Section: Research Program

Reverse Engineering

One important domain that is being investigated by the AtlanMod team is the reverse engineering of existing IT systems. We do believe that efficiently dealing with such legacy systems is one of the main challenges in Software Engineering and related industry today. Having a better understanding of these systems in order to document, maintain, improve or migrate them is thus a key requirement for both academic and industrial actors in this area. However, it is not an easy task and it still raises interesting challenging issues to be explored [46] .

We have shown how reverse engineering practices may be advantageously revisited with the help of the MDE approach and techniques, applying (as base principle) the systematic representation as models of the required information discovered from the legacy software artifacts (e.g. source code, configuration files, documentation, metadata, etc). The rise in abstraction allowed by MDE can bring new hopes that reverse engineering is now able to move beyond more traditional ad-hoc practices. For instance, a industrial PhD in partnership with IBM France aimed to investigate the possibilities of conceptualizing a generic framework enabling the extraction of business rules from a legacy application, as much as possible, independently of the language used to code it. Moreover, different pragmatic solutions for improving the overall scalability when dealing with large-scale legacy systems (handling huge data volumes) are intensively studied by the team.

In this context, AtlandMod has set up within the past years and is still developing the open source Eclipse MoDisco project (see 5.2 ). MoDisco is notably being referenced by the OMG ADM (Architecture Driven Modernization) normalization task force as the reference implementation for several of its standard metamodels. It is also used practically and improved in various collaborative projects the team is currently involved in (e.g. FP7 ARTIST). Complementary to the work based on MoDisco, we have also been experimenting (still in an industrial context, cf. TEAP FUI project) on the related problem of data federation from heterogeneous sources in the domain of Enterprise Architecture. This has notably resulted in a prototype called EMF Views that can be practically used in such reverse engineering scenarios.

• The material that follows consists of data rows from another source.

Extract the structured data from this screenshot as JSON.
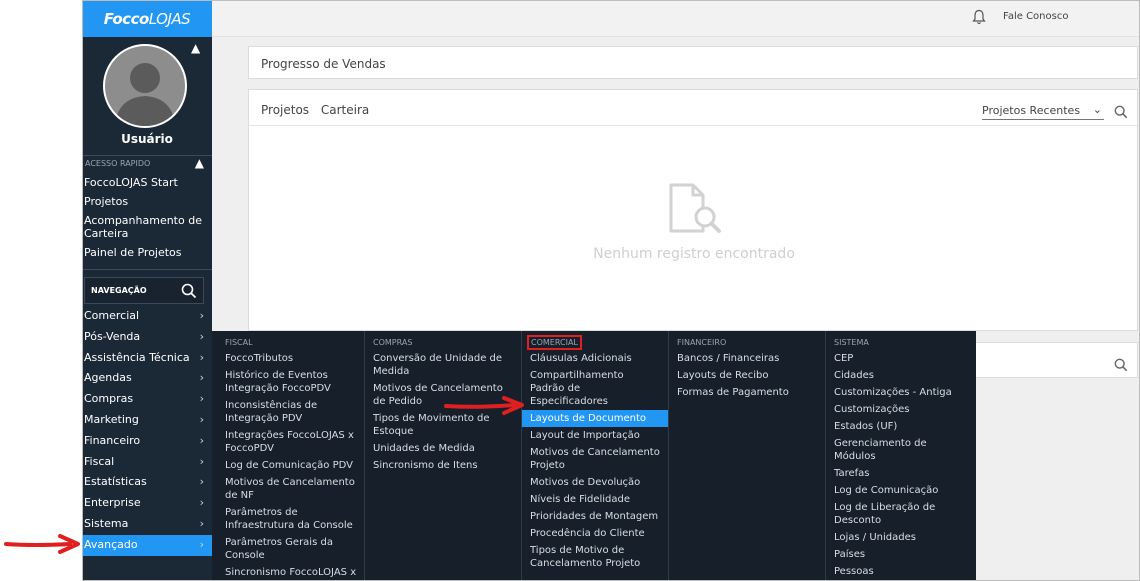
{
  "app": {
    "logo_bold": "Focco",
    "logo_light": "LOJAS"
  },
  "sidebar": {
    "user_name": "Usuário",
    "quick_access_header": "ACESSO RAPIDO",
    "quick_links": [
      "FoccoLOJAS Start",
      "Projetos",
      "Acompanhamento de Carteira",
      "Painel de Projetos"
    ],
    "nav_search_label": "NAVEGAÇÃO",
    "nav_items": [
      "Comercial",
      "Pós-Venda",
      "Assistência Técnica",
      "Agendas",
      "Compras",
      "Marketing",
      "Financeiro",
      "Fiscal",
      "Estatísticas",
      "Enterprise",
      "Sistema",
      "Avançado"
    ],
    "active_item": "Avançado"
  },
  "topbar": {
    "contact": "Fale Conosco"
  },
  "main": {
    "progress_title": "Progresso de Vendas",
    "projects_tabs": [
      "Projetos",
      "Carteira"
    ],
    "recent_select": "Projetos Recentes",
    "empty_message": "Nenhum registro encontrado"
  },
  "mega_menu": {
    "columns": [
      {
        "header": "FISCAL",
        "items": [
          "FoccoTributos",
          "Histórico de Eventos Integração FoccoPDV",
          "Inconsistências de Integração PDV",
          "Integrações FoccoLOJAS x FoccoPDV",
          "Log de Comunicação PDV",
          "Motivos de Cancelamento de NF",
          "Parâmetros de Infraestrutura da Console",
          "Parâmetros Gerais da Console",
          "Sincronismo FoccoLOJAS x"
        ]
      },
      {
        "header": "COMPRAS",
        "items": [
          "Conversão de Unidade de Medida",
          "Motivos de Cancelamento de Pedido",
          "Tipos de Movimento de Estoque",
          "Unidades de Medida",
          "Sincronismo de Itens"
        ]
      },
      {
        "header": "COMERCIAL",
        "items": [
          "Cláusulas Adicionais",
          "Compartilhamento Padrão de Especificadores",
          "Layouts de Documento",
          "Layout de Importação",
          "Motivos de Cancelamento Projeto",
          "Motivos de Devolução",
          "Níveis de Fidelidade",
          "Prioridades de Montagem",
          "Procedência do Cliente",
          "Tipos de Motivo de Cancelamento Projeto"
        ],
        "highlighted": "Layouts de Documento"
      },
      {
        "header": "FINANCEIRO",
        "items": [
          "Bancos / Financeiras",
          "Layouts de Recibo",
          "Formas de Pagamento"
        ]
      },
      {
        "header": "SISTEMA",
        "items": [
          "CEP",
          "Cidades",
          "Customizações - Antiga",
          "Customizações",
          "Estados (UF)",
          "Gerenciamento de Módulos",
          "Tarefas",
          "Log de Comunicação",
          "Log de Liberação de Desconto",
          "Lojas / Unidades",
          "Países",
          "Pessoas"
        ]
      }
    ]
  },
  "colors": {
    "sidebar_bg": "#1b2836",
    "accent": "#2196f3",
    "mega_bg": "#161f2a",
    "annotation_red": "#e02020"
  }
}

Reverse engineering techniques have also been used in the context of the Web. In the last years the development of Web APIs has become a discipline that companies have to master to succeed in the Web. The so-called API economy requires, on the one hand, companies to provide access to their data by means of Web APIs and, on the other hand, web developers to study and integrate such APIs into their applications. The exchange of data with these APIs is usually performed by using JSON, a schemaless data format easy for computers to parse and use. While JSON data is easy to read, its structure is implicit, thus entailing serious problems when integrating APIs coming from different vendors. Web developers have therefore to understand the domain behind each API and study how they can be composed. We tackle this problem by developing a MDE-based process able to reverse engineer the domain of Web APIs and to identify composition links among them. The approach therefore allows developers to easily visualize what is behind the API and the connections points that may be used in their applications.

We have recently opened a new research line in the context software analysis, in particular, in the Open-Source Software (OSS) field. The development of OSS follows a collaborative model where any developer can contribute to the advance of the project. To enable this collaboration, OSS projects use a plethora of tools such as forums, issue-trackers and Q&A websites, that developers can adopt to coordinate each other in the development process. Such a collaboration environment includes adapted solutions and provides effective communication means, but also causes scattering of the collaboration data, which hamper the understanding of the whole development process (e.g., who is leading the development or making the decisions). In this context, we propose to use reverse engineering techniques to better understand how OSS projects are developed in a broad sense, thus taking into account the different collaboration tools used and how they influence in the development of OSS projects.